Якова тогда прорвало.
Хорошо, что полк не настоящий, а кастрированный, и не на учениях, а в местах постоянной дислокации, и автоматы надёжно заперты в казарменной оружейке с сонным дневальным на тумбочке. Из оружия под рукой оказались только карандаш и бумага, и он написал целую библиотеку стихов, один другого несчастнее и хуже, а солдат Щербилин сказал тогда:
— Не горюй так, брат, переживи и не горюй. Пройдёт время, она вырастет и обабится, и вы встретитесь, и ты не узнаешь её. А она тебя узнает — сразу — и всю жизнь будет жалеть, что променяла тебя на какого-то летуна.

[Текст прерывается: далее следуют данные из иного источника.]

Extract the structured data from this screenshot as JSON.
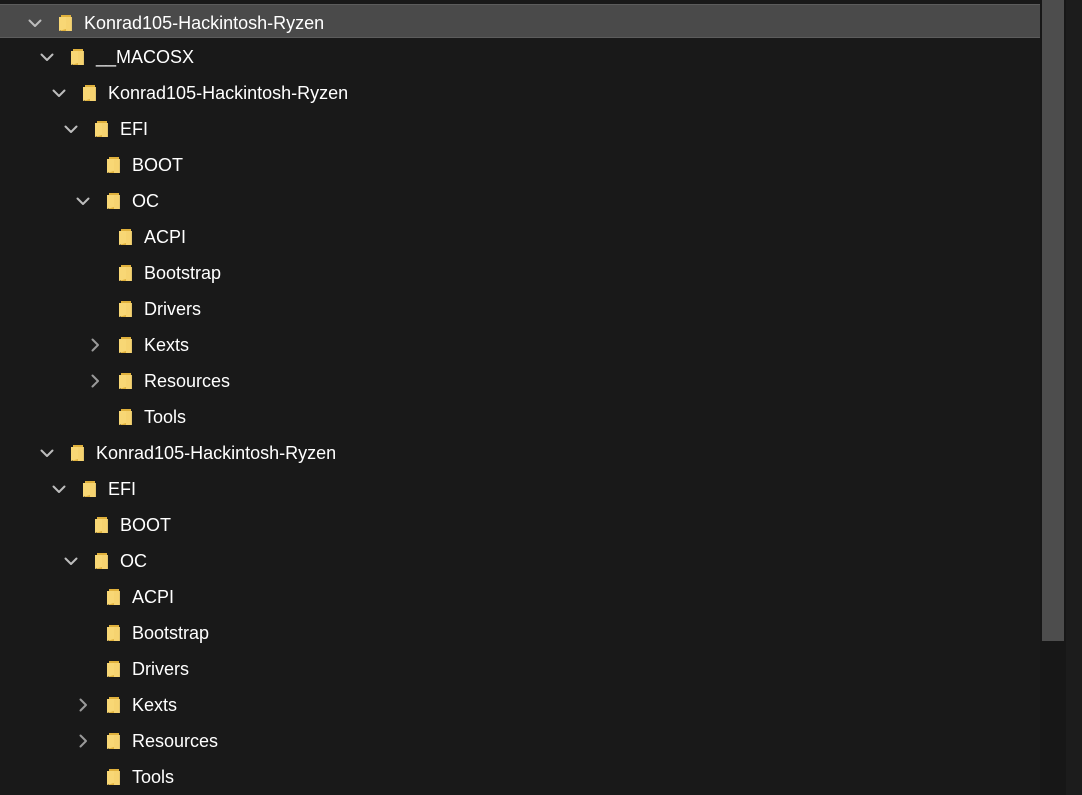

Юля вышла даже не за старого Якового соперника-блондина, который должен был вот-вот закончить мореходку и пуститься по морям под флагом торгового флота, а за неизвестно откуда взявшегося лётчика-перехватчика с совершенно не воздушной, сельскохозяйственной какой-то фамилией Кустистый, она перевелась на заочное и уехала с ним в его гарнизон, поближе к своему родному Байкалу.
Яков, слушая Щербилу, только горько ухмылялся — обабится, конечно. Ты видел её, корешок? Ты её не видел. Ты не заглядывал в её небесные глаза, не ощущал сухого вкуса её губ, не прикасался к налитым тяжестью её волосам — что можешь о ней знать ты, солдат?
Но Щербила окажется прав. Яков кончит армию и университет, и станет журналистом, и уедет за тридевять земель, и через много лет вернётся в город студенческой юности, чтобы поведать миру о происходящем там очень представительном, сильно международном форуме. И в фойе морского вокзала, между важных дядек, обсуждающих миллиардные инвестиции, и длинноногих студенток, разносящих дармовое шампанское, между пластиковых стендов, расписанных на всех языках мира, и хилых шарообразных фонтанов, он увидит её.